Standard Western medical treatments, including psychotherapy, are less effective on their own for some Indians because of their unique traditions and cultural values, including a tendency to avoid drawing attention to themselves, VA officials say.

''In Native American culture - in every culture - one of the main things that goes against a spirit is taking a life,'' said Cari James, the minority veterans coordinator for the Carl T. Hayden VA Medical Center in Phoenix. The Hayden facility has an agreement with the Navajo Nation to reimburse costs for medicine man services provided to veterans on the reservation.

Navajo ceremonies can be performed to help Indian veterans recovering from combat and other trauma, said James, an Eastern woodland tribe Indian who is married to a man who is Navajo and Hopi.

Practices like hand trembling and crystal gazing - which Laughter likens to a medical checkup - can be used to determine what the veteran's spirit needs. Then ceremonies, some lasting days, are used to help cleanse or heal.
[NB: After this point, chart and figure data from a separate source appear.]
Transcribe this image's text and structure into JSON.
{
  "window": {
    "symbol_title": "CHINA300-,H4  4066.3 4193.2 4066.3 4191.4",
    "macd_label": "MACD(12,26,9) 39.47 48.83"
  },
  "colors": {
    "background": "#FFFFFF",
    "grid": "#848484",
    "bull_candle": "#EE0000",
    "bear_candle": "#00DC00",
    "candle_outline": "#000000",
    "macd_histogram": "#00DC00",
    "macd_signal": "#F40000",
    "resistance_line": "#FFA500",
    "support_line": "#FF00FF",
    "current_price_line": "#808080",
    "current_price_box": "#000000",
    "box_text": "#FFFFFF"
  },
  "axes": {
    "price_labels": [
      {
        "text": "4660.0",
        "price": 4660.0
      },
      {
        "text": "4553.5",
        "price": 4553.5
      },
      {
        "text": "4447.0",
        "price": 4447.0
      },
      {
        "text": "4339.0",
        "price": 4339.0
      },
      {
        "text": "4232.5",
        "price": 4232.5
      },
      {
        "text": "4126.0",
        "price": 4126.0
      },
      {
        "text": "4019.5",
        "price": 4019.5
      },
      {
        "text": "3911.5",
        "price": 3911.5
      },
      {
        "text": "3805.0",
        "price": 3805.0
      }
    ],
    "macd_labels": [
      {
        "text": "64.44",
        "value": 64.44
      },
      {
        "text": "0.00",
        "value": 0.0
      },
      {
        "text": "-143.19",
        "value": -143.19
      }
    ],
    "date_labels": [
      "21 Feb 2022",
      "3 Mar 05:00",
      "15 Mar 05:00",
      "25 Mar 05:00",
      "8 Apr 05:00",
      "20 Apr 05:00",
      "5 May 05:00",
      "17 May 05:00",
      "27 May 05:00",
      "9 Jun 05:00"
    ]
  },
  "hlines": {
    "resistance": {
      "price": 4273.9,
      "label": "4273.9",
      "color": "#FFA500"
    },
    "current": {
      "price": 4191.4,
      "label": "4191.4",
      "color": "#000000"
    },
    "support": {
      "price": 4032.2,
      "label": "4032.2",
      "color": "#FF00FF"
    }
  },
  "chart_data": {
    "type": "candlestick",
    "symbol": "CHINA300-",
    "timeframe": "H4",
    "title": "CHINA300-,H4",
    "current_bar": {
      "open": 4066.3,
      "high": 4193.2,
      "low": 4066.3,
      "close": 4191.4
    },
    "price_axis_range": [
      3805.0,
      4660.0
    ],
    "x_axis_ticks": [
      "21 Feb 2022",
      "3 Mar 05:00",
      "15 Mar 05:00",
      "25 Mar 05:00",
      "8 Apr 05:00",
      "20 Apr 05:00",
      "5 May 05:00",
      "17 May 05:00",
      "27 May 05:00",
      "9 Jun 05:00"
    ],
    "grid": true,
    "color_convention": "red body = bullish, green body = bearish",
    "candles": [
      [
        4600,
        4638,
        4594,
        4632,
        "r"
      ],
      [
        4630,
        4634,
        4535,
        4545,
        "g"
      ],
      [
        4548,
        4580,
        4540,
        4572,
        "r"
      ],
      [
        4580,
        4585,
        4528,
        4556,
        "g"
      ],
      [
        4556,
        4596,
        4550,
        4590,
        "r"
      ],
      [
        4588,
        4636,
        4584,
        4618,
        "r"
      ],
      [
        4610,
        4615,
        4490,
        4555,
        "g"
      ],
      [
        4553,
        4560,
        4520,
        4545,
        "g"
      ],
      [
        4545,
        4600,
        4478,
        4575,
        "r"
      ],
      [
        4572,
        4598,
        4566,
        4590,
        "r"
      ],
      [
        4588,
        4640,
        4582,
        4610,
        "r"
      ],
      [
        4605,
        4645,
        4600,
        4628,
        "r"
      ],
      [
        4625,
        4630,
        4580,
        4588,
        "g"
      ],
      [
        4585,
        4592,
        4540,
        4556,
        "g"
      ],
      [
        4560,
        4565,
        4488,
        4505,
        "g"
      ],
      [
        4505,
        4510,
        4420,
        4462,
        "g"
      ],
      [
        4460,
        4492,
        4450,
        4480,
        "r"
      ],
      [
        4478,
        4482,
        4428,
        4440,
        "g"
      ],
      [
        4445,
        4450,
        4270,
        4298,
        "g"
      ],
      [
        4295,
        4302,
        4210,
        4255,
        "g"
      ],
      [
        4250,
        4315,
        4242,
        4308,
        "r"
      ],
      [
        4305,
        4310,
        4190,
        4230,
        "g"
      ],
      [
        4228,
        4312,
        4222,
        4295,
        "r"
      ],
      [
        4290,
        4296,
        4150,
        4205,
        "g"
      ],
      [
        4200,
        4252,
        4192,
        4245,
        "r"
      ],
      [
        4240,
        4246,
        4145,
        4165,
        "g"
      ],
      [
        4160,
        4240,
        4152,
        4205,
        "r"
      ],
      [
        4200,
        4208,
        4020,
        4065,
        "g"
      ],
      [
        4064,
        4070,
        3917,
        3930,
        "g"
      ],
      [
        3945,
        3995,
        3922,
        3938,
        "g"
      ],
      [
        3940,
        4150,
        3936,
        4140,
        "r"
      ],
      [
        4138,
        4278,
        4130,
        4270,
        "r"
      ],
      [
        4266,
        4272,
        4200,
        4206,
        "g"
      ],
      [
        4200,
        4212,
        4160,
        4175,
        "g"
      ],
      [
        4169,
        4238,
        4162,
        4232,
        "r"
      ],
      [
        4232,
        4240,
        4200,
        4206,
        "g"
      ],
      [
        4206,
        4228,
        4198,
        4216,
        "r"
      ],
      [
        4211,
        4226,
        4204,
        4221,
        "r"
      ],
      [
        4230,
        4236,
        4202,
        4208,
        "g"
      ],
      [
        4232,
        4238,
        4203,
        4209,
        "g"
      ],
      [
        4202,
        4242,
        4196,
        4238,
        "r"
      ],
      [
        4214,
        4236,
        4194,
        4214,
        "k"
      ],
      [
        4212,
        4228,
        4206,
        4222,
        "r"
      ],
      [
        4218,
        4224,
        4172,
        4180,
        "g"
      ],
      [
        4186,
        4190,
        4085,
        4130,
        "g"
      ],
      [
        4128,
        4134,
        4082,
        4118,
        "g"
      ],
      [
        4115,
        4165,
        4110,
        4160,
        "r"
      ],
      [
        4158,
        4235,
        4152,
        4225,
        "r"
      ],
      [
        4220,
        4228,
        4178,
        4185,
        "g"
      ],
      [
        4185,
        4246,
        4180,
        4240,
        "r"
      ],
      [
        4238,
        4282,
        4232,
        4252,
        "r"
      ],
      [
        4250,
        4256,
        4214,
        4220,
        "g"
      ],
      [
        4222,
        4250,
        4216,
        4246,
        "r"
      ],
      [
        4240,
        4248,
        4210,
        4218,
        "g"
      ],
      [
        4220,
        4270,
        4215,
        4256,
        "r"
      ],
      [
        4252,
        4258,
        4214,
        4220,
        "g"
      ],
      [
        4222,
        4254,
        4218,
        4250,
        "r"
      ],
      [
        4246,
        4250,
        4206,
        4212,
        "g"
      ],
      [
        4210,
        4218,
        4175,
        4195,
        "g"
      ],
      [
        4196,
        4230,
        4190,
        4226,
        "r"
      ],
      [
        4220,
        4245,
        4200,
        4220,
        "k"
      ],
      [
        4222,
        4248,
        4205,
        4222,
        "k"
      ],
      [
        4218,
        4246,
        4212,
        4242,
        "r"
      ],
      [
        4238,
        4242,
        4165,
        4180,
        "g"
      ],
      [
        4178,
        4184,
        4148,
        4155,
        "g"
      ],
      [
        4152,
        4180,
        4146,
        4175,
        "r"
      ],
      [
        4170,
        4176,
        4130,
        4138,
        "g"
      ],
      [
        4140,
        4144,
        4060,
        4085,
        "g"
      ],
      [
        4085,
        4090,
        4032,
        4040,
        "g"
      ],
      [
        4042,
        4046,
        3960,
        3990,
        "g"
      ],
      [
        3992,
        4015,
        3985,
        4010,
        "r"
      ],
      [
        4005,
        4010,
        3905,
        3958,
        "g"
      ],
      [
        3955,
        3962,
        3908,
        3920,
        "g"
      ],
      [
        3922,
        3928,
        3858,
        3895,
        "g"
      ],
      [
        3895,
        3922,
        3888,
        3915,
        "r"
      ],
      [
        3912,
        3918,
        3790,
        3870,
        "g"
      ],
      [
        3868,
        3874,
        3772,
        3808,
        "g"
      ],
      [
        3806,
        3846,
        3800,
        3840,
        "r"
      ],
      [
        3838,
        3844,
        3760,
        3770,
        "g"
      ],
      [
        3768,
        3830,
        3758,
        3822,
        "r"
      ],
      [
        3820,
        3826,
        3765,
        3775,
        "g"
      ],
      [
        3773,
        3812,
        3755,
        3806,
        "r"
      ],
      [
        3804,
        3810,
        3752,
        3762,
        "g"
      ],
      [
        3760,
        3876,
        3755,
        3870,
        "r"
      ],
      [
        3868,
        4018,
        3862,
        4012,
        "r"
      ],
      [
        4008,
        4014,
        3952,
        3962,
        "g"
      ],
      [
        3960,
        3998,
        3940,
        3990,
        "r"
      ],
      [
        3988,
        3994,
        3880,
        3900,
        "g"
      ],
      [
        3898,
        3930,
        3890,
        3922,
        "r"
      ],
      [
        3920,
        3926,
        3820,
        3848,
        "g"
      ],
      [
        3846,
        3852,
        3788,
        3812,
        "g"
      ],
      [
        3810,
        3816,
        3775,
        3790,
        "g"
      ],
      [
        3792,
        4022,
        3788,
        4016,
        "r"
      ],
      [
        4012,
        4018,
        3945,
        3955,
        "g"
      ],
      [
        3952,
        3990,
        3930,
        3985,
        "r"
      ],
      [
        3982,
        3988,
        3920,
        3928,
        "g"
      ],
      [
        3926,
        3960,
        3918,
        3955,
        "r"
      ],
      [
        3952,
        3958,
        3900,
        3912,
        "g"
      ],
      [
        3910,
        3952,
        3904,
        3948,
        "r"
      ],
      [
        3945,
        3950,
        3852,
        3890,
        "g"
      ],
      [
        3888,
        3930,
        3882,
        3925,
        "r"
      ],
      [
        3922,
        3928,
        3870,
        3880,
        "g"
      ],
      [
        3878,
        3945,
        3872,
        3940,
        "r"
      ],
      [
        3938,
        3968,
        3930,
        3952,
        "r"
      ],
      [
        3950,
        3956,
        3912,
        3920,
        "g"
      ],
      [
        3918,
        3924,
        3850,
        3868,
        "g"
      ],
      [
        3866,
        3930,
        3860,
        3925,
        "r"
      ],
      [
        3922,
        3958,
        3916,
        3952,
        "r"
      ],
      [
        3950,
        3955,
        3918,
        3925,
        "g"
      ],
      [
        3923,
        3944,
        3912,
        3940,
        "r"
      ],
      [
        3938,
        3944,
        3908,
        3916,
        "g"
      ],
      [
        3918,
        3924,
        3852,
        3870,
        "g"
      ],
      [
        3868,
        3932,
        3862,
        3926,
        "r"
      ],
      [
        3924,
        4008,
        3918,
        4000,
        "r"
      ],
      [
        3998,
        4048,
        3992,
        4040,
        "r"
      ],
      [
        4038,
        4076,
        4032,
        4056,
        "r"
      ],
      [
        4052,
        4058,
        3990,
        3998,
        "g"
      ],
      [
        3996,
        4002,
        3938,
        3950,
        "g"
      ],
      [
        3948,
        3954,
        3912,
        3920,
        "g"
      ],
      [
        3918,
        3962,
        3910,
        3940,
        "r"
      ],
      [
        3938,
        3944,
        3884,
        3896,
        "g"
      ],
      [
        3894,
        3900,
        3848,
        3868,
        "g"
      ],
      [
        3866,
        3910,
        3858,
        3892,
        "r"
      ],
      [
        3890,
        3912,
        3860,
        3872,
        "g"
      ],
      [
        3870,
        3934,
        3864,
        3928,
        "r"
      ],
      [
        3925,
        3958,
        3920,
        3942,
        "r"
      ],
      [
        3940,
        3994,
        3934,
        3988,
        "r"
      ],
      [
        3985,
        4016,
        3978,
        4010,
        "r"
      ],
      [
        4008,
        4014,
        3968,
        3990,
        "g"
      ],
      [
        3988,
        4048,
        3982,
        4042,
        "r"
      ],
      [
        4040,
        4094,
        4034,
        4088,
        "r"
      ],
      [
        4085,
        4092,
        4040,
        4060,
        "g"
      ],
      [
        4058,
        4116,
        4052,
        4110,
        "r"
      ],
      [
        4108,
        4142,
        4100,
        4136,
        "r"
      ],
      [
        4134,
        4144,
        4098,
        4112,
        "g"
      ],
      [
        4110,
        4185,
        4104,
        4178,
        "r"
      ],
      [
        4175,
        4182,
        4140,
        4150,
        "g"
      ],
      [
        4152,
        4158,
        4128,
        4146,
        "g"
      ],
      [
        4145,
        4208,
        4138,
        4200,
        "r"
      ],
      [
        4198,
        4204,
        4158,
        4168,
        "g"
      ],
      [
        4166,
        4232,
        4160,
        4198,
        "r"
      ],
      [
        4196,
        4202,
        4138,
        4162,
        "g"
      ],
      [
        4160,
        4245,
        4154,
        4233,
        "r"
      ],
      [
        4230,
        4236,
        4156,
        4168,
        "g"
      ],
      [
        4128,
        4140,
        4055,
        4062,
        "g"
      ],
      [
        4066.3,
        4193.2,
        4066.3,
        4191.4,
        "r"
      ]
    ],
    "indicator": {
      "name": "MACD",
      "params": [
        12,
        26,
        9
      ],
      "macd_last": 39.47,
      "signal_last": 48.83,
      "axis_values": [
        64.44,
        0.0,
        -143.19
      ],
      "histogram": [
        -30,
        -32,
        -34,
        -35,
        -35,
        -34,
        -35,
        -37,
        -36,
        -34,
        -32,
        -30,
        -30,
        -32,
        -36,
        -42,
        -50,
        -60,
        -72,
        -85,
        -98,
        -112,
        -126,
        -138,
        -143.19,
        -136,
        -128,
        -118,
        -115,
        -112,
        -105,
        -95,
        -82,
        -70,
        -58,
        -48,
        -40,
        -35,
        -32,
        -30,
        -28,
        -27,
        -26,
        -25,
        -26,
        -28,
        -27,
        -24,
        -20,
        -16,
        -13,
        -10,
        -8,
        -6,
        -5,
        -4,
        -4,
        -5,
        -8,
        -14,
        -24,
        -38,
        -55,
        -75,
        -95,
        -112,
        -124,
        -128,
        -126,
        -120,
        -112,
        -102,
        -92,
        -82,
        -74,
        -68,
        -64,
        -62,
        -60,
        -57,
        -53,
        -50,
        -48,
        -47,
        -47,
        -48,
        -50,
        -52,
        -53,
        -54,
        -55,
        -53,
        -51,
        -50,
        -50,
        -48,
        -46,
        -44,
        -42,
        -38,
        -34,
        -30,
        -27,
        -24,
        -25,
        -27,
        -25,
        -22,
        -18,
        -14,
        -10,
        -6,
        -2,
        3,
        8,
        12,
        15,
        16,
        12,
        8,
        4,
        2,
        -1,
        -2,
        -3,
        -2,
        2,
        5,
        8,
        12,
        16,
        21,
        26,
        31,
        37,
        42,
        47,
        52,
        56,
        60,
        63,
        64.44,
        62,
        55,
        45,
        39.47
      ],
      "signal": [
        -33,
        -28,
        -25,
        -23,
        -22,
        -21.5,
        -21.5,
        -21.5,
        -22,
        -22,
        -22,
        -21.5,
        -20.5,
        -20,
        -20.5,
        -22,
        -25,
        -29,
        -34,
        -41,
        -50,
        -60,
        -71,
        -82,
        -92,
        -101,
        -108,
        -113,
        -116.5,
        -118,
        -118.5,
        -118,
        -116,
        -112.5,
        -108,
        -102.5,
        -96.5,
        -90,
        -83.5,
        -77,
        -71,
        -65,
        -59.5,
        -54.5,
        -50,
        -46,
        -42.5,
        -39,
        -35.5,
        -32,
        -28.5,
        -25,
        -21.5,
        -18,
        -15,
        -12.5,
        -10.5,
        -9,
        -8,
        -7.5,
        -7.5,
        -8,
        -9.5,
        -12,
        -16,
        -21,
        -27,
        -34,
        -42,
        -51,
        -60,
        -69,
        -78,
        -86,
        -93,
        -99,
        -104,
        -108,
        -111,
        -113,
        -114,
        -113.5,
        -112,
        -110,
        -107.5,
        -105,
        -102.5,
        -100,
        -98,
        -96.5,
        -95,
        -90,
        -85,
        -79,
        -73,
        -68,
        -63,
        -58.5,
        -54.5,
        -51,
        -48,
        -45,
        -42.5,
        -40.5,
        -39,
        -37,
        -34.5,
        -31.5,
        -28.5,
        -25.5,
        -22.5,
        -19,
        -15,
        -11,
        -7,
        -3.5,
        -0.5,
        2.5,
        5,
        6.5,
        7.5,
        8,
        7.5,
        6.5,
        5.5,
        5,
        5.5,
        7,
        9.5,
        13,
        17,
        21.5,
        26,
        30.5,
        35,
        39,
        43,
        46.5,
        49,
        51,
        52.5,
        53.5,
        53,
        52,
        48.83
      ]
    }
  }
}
Laughter and other Indian practitioners provide a variety of veteran services, ranging from blessings to talking circles to elaborate ceremonies designed to bring a warrior back into the community.

Laughter and non-Indian VA officials say those who take part in the traditional ceremonies often report at least temporary relief from PTSD, a mental illness characterized by symptoms like flashbacks and nightmares that afflicts some who have experienced traumatic events.

Laughter, who served two tours in Vietnam, said he learned how beneficial traditional ceremonies could be in reducing PTSD symptoms when his own father, also a medicine man, performed ceremonies for him.

''When [veterans] go to the doctor or hospital, they give them medicine. Pretty soon, they have a bag of medicine after medicine,'' said Laughter, who wears a waist-length pony tail and turquoise bracelet along with two cell phones strapped to his belt. ''We still come back to the ceremony.''

Christopher Elia, head of the PTSD program at the VA center at Fort Mead, S.D., set up a sweat lodge 13 years ago and has seen veterans benefit from the sense of purification, forgiveness and thankfulness generated during a sweat.

Among the Lakota veterans he works with, ''many of them feel they left - for lack of a better term - a piece of their psyche, or soul, on the battlefield,'' he said.

A Sweatlodge ceremony, where hot rocks are doused in water to create steam, is how the Lakota welcome warriors home and how warriors reintroduce themselves to the community, Elia said.

''Traditionally, you give [your troubles] to the rock and burn them off. You no longer have to carry those burdens,'' he said.

Elia said he's unsure exactly why sweat lodges aid PTSD patients, but he's seen the experience of a sweat help veterans feel and express emotions and memories that other treatments, like talk therapy, have failed to uncover.

''Veterans will go into a sweat and say things they haven't said in five years of psychotherapy,'' Elia said.

Edward George Jr., a Navajo from Chinle, recently attended a talking circle presided over by Laughter.

His spirits have been lifted by traditional songs, and George, a former reconnaissance Marine who struggles to be around people, has found it easier to communicate with others.

During the ceremony, George sat cross-legged on the floor of the tipi, his hands palms-up. Laughter threw cornmeal onto the small fire and used pheasant feathers to swirl the smoke in a welcoming blessing over George's hands, shoulders and head.

''Coming back to our Native culture in a way helps us find our way back, find our spirituality again,'' George said.